Statistically significant differences were found in the median LN count between MSI-H and MSS groups for the complete cohort (30 vs. 28, p = 0.031), for patients undergoing distal gastrectomy (DG) (30 vs. 27, p = 0.002), for stage II patients undergoing DG (34 vs. 28, p = 0.005), and for LN-negative patients undergoing DG (28 vs. 24, p = 0.002). MSI-H was an independent factor for higher total LN count in patients undergoing DG (p = 0.011), but it was not statistically correlated to the adequate LN ratio. Statistically significant differences in PLNC, NLNC and LODDS were found between MSI-H GC and MSS GC (all p < 0.001). The TLNT for MSI-H and MSS groups were 31 and 25, respectively. TLNT of MSI-H GC was always higher than that of MSS GC regardless of the given value of X%.

CONCLUSIONS

MSI-H was associated with higher LN yield in patients undergoing gastrectomy for GC. Although MSI-H did not affect the adequacy of LN harvest, we speculate that a greater lymph node yield is required during pathological examination in MSI-H GC.

摘要

背景

微卫星状态对淋巴结(LN)切除术中的 LN 产量和病理检查的影响从未在胃癌(GC)中进行过评估。
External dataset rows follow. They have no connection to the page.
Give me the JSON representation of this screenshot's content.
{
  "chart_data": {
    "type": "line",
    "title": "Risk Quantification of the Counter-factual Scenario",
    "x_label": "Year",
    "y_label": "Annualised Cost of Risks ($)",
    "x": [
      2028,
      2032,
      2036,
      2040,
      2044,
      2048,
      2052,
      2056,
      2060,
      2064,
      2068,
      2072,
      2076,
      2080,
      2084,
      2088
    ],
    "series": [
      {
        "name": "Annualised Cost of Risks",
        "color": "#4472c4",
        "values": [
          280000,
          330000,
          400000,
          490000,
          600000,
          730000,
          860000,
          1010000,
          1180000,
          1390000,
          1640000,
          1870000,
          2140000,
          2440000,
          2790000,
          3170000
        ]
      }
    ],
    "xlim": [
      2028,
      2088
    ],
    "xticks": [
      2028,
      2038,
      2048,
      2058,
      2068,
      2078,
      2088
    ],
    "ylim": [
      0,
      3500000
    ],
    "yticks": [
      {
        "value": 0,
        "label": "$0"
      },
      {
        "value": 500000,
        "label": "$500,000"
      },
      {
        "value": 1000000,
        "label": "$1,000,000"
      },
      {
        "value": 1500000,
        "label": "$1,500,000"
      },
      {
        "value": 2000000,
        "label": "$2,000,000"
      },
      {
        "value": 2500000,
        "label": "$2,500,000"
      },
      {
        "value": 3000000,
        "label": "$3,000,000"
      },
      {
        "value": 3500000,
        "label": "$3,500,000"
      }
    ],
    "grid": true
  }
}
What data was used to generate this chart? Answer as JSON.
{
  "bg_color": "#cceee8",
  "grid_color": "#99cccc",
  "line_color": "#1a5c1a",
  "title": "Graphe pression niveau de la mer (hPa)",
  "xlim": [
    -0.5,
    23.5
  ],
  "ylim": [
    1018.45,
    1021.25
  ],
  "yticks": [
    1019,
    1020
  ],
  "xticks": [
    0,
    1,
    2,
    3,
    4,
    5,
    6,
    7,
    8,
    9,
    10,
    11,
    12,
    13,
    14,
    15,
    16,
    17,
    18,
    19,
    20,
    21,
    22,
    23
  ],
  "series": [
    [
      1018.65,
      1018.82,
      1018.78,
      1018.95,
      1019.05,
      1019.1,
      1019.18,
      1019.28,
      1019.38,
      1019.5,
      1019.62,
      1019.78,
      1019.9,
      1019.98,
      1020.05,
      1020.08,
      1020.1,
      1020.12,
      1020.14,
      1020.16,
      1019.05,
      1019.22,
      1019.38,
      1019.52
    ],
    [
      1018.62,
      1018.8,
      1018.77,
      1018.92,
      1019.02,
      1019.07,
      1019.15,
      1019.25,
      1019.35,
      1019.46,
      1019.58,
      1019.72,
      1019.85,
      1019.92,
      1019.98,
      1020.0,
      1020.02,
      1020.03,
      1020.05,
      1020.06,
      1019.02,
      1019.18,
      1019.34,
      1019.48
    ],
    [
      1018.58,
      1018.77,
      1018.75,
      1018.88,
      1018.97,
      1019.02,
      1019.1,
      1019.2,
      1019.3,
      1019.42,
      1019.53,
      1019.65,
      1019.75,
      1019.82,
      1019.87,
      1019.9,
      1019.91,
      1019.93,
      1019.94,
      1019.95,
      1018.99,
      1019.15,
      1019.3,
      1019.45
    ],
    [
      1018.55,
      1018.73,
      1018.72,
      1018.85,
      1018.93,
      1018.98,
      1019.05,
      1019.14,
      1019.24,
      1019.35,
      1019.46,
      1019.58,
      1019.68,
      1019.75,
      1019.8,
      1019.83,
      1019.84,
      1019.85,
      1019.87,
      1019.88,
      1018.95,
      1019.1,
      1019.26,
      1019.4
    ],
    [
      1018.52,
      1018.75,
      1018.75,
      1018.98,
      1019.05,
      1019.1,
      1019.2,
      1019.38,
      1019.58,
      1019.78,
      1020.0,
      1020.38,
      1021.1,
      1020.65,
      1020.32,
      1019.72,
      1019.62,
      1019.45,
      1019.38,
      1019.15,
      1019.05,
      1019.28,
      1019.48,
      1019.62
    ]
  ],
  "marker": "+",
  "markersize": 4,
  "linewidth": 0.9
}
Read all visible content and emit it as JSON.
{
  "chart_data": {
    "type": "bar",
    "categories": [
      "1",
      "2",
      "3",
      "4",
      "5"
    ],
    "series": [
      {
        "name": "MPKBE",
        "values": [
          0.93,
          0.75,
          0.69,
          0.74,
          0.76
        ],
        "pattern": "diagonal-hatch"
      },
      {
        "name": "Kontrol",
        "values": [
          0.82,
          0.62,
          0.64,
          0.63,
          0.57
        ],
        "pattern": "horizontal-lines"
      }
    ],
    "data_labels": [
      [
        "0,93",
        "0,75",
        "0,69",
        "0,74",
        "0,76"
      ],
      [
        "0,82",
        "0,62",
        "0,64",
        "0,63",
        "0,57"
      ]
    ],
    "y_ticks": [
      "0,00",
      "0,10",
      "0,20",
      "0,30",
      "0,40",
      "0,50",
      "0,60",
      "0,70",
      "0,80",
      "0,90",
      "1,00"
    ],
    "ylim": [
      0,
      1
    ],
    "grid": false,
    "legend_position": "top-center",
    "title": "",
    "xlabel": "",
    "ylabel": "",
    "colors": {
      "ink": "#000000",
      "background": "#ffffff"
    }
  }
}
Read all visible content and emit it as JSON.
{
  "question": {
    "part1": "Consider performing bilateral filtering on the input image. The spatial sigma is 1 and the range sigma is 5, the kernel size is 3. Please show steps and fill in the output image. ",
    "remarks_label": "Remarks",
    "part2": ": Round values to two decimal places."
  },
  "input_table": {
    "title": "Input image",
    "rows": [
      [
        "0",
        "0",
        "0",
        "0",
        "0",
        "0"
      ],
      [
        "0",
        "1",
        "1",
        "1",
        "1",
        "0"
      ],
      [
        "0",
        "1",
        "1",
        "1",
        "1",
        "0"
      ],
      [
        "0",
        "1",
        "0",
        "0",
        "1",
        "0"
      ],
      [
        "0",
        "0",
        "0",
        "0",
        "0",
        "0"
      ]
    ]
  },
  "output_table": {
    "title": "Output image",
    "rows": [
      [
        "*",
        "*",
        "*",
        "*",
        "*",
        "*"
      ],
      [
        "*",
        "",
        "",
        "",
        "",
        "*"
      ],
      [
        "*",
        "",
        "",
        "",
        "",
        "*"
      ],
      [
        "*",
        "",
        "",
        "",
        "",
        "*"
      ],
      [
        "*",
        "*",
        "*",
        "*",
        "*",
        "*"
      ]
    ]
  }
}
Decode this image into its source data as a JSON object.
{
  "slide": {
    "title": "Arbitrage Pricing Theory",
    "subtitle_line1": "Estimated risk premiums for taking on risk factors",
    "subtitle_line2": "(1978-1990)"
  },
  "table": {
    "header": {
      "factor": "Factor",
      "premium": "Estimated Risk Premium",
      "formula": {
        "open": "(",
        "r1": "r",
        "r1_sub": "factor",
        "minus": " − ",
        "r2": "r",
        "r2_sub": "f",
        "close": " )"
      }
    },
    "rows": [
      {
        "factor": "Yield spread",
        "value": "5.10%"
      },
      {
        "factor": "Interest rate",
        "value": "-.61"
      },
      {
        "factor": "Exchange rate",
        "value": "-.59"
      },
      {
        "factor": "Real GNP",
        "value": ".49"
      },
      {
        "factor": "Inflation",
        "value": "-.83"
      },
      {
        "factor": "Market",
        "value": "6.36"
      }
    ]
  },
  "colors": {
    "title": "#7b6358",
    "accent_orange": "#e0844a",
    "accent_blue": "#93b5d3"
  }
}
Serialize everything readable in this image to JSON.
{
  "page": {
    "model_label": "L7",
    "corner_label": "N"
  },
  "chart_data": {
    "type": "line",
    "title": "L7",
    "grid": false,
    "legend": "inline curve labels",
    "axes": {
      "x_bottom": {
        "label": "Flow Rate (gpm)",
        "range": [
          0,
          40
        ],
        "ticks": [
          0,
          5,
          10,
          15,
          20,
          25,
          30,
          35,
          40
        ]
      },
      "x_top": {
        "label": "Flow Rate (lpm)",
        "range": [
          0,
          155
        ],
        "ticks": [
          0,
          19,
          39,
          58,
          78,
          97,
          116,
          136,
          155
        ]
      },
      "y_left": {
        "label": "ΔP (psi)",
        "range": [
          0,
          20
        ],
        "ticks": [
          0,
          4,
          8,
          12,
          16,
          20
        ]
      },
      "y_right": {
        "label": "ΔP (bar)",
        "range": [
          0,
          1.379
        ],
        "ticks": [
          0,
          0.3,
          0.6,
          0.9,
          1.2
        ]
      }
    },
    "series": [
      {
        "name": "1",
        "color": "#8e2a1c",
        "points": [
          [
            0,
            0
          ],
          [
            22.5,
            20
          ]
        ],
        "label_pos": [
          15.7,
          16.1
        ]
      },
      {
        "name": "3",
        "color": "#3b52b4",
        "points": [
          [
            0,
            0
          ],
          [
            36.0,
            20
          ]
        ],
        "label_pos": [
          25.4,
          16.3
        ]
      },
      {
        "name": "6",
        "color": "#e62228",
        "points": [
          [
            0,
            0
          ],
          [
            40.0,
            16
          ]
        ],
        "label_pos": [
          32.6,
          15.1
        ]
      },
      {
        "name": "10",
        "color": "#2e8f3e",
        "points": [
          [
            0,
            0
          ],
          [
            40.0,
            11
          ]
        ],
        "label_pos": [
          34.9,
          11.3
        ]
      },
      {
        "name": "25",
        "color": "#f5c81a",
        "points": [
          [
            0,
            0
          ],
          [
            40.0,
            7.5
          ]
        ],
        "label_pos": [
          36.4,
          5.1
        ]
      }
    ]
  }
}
在这项研究中,我们旨在评估高微卫星不稳定性(MSI-H)与根治性胃切除术后 LN 产量之间的关系。

方法

我们回顾性分析了 1757 例接受根治性胃切除术的 GC 患者,将其分为 MSI-H 组(n=185(10.5%))和微卫星稳定(MSS)组(n=1572(89.5%)),使用五个 Bethesda 标志物(NR-24、BAT-25、BAT-26、CAT-25、MONO-27)面板。比较两组间的 LN 计数中位数和至少有 16 个 LN(足够的 LN 比)的标本百分比。计算两组中阳性 LN 计数(PLNC)与阴性 LN 计数(NLNC)的对数优势(LODDS)和目标 LN 检查阈值(TLNT)。

结果

在完整队列中,MSI-H 组和 MSS 组的 LN 计数中位数存在统计学差异(30 对 28,p=0.031),在接受远端胃切除术(DG)的患者中(30 对 27,p=0.002),在接受 DG 的 II 期患者中(34 对 28,p=0.005),在接受 DG 的 LN 阴性患者中(28 对 24,p=0.002)。MSI-H 是 DG 患者总 LN 计数较高的独立因素(p=0.011),但与足够的 LN 比无关。MSI-H GC 和 MSS GC 之间在 PLNC、NLNC 和 LODDS 方面存在统计学差异(均 p<0.001)。MSI-H 组和 MSS 组的 TLNT 分别为 31 和 25。无论 X%的给定值如何,MSI-H GC 的 TLNT 始终高于 MSS GC。

结论

MSI-H 与 GC 患者接受胃切除术后的 LN 产量较高有关。尽管 MSI-H 不影响 LN 采集的充分性,但我们推测在 MSI-H GC 的病理检查中需要更大的淋巴结产量。